Qu’allez-vous chercher dans ces dunes ?
Ce qui m’intéresse en premier lieu dans le Sahara, ce sont les zones hyperarides qu’il abrite. Très souvent, elles sont inaccessibles et pour y aller il faut déployer beaucoup d’efforts. L’intérêt est aussi scientifique : j’aime jouer le rôle de technicien de laboratoire sur le terrain. Aujourd’hui « marcher pour marcher » ne m’intéresse plus, j’ai besoin d’un but. Enfin, j’aime être confronté à mes failles physiques et psychologiques, cela me pousse à puiser des ressources insoupçonnées pour survivre.

Êtes-vous particulièrement inspiré par un auteur ?

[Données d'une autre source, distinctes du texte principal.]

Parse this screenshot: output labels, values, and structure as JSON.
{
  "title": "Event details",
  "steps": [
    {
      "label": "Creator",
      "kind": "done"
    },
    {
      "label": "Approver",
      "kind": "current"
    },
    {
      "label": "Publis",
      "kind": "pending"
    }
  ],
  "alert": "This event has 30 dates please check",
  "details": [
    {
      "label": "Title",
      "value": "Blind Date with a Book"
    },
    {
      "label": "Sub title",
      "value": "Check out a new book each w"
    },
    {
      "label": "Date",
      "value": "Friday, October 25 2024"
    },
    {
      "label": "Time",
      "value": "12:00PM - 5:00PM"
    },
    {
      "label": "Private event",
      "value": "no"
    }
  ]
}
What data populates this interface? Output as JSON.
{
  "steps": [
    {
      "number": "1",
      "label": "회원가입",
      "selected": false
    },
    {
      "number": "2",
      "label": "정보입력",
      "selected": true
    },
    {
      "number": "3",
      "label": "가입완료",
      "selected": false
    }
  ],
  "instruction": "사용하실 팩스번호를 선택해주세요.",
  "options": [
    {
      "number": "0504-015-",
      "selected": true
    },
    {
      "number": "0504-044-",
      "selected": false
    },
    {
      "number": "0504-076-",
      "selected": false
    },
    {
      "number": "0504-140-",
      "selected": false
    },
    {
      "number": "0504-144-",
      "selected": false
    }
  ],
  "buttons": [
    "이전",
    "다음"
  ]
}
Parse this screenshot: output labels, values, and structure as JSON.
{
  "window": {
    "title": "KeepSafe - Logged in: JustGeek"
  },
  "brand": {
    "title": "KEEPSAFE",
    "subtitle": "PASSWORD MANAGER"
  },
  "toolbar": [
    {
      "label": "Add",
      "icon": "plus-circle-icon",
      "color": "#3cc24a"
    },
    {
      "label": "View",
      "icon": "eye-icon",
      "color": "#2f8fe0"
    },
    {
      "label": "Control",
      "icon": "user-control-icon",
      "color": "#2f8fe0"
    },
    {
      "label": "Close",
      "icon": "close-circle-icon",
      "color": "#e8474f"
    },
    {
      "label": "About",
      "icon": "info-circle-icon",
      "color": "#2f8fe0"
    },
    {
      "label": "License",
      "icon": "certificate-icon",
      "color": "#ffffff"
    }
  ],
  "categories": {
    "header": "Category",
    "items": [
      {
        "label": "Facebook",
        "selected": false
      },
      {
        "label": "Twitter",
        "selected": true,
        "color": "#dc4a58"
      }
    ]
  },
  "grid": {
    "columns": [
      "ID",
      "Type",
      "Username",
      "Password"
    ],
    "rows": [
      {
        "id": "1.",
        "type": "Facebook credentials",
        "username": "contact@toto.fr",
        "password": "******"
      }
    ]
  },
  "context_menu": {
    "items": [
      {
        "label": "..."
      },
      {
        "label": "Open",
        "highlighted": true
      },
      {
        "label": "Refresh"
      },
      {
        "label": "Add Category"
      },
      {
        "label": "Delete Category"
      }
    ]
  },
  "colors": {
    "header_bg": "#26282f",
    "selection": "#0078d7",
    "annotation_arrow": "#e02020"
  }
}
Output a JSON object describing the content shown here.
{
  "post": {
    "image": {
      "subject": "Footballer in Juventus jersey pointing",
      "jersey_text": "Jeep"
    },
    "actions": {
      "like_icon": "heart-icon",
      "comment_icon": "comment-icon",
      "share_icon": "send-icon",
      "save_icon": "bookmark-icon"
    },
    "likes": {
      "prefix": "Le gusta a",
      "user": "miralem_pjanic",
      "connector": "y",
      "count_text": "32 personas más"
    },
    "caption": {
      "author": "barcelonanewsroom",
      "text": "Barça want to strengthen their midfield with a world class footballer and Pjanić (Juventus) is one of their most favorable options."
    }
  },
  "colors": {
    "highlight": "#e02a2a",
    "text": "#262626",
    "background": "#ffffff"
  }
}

Théodore Monod, sans hésitation. Il faut lire Méharées et L’Émeraude des Garamantes. C’est un auteur fabuleux pour son côté scientifique et parce qu’il s’intéresse moins aux gens qu’au désert lui-même. Et puis c’est le seul à décrire le désert de façon positive. En pleine époque coloniale, on n’en parlait qu’en termes aventureux, conquérants ou en relatant de grandes batailles. Ce qui m’a inspiré, c’est qu’il apporte un regard vrai parce que loin de la pollution humaine, un regard de scientifique loin des stéréotypes. C’est une personnalité incontournable pour la compréhension du Sahara, un précurseur.